Em fevereiro agora, foram 106 assassinatos. Nos cinco dias de Carnaval, embora não acontecesse nenhuma morte dentro da folia, foram 21 homicídios. Nesses dois meses, um policial foi morto ao reagir a assalto, um taxista foi vítima de latrocínio, uma estudante foi baleada na cabeça por causa de um celular. Mas, principalmente, muitos bandidos e supostos bandidos foram executados. Houve até chacina.

Em Sergipe, segundo dados da SSP, o número de homicídios evolui em progressão geométrica: foram 582 em 2009, 629 em 2010, 671 em 2011, 803 em 2012, 880 em 2013 e 999 em 2014. Crescimento de 71,65% em cinco anos. E neste 2015, quantos teremos assassinado?

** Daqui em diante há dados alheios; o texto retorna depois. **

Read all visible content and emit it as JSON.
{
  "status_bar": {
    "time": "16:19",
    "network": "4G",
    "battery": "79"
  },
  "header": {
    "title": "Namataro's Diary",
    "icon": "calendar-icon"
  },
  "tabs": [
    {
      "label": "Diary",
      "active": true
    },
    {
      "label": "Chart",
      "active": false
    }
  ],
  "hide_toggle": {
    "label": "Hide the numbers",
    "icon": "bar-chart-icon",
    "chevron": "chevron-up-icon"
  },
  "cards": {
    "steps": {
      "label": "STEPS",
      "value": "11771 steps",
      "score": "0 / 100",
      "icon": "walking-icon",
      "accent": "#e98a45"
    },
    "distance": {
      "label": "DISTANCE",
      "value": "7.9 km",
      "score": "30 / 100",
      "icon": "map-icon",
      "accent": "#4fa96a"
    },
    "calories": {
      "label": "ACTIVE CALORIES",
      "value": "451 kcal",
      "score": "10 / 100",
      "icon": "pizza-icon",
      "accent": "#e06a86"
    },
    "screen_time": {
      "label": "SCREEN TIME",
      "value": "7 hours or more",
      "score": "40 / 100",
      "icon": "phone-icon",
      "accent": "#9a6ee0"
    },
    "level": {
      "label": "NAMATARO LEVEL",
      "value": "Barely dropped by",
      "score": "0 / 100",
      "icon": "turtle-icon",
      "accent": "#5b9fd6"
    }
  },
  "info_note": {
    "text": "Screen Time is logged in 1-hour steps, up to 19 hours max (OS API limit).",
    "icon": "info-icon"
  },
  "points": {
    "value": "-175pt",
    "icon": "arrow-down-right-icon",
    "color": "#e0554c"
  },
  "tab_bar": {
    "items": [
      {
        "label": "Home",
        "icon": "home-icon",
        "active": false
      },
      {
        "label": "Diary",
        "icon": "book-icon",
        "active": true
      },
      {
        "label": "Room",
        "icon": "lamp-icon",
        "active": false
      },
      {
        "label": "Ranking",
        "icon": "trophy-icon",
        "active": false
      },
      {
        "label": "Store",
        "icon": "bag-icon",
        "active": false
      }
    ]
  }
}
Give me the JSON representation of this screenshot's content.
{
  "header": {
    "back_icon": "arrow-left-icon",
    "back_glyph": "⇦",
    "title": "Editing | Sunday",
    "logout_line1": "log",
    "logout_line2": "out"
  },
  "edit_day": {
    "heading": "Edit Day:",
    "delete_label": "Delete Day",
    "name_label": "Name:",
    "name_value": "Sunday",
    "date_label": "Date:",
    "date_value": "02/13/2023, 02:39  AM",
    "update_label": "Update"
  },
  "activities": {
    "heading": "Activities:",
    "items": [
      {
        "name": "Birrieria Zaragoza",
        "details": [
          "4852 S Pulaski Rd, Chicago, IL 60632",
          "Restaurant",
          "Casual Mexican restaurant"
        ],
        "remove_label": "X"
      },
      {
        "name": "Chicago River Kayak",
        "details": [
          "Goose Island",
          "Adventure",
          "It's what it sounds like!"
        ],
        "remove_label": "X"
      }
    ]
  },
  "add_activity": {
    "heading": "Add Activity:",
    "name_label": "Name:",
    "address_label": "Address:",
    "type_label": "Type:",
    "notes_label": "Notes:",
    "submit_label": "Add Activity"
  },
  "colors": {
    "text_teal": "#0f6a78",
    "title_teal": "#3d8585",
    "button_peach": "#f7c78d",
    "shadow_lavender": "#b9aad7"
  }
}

A bruxa está solta, estamos numa guerra. Os números de homicídios há muito deixaram de ser apenas preocupantes.
A outrora pacata Aracaju, que já aparecia no Mapa da Violência de 2014 como a sétima capital onde proporcionalmente mais se comete homicídios do Brasil (diga-se, todas as sete primeiras no Nordeste), corre a passos largos para subir no ranking e passar a ser reconhecida como uma cidade violenta. Com 59,7 homicídios por grupos de 100 mil habitantes em 2012, a capital sergipana já consta na relação das 50 cidades mais violentas do mundo, todas localizadas na África e, principalmente, nas Américas, incluindo quatro cidades dos Estados Unidos (Detroit, Nova Orleans, Beltimore e St. Louis) consideradas até mais violentas do que a capital de Sergipe.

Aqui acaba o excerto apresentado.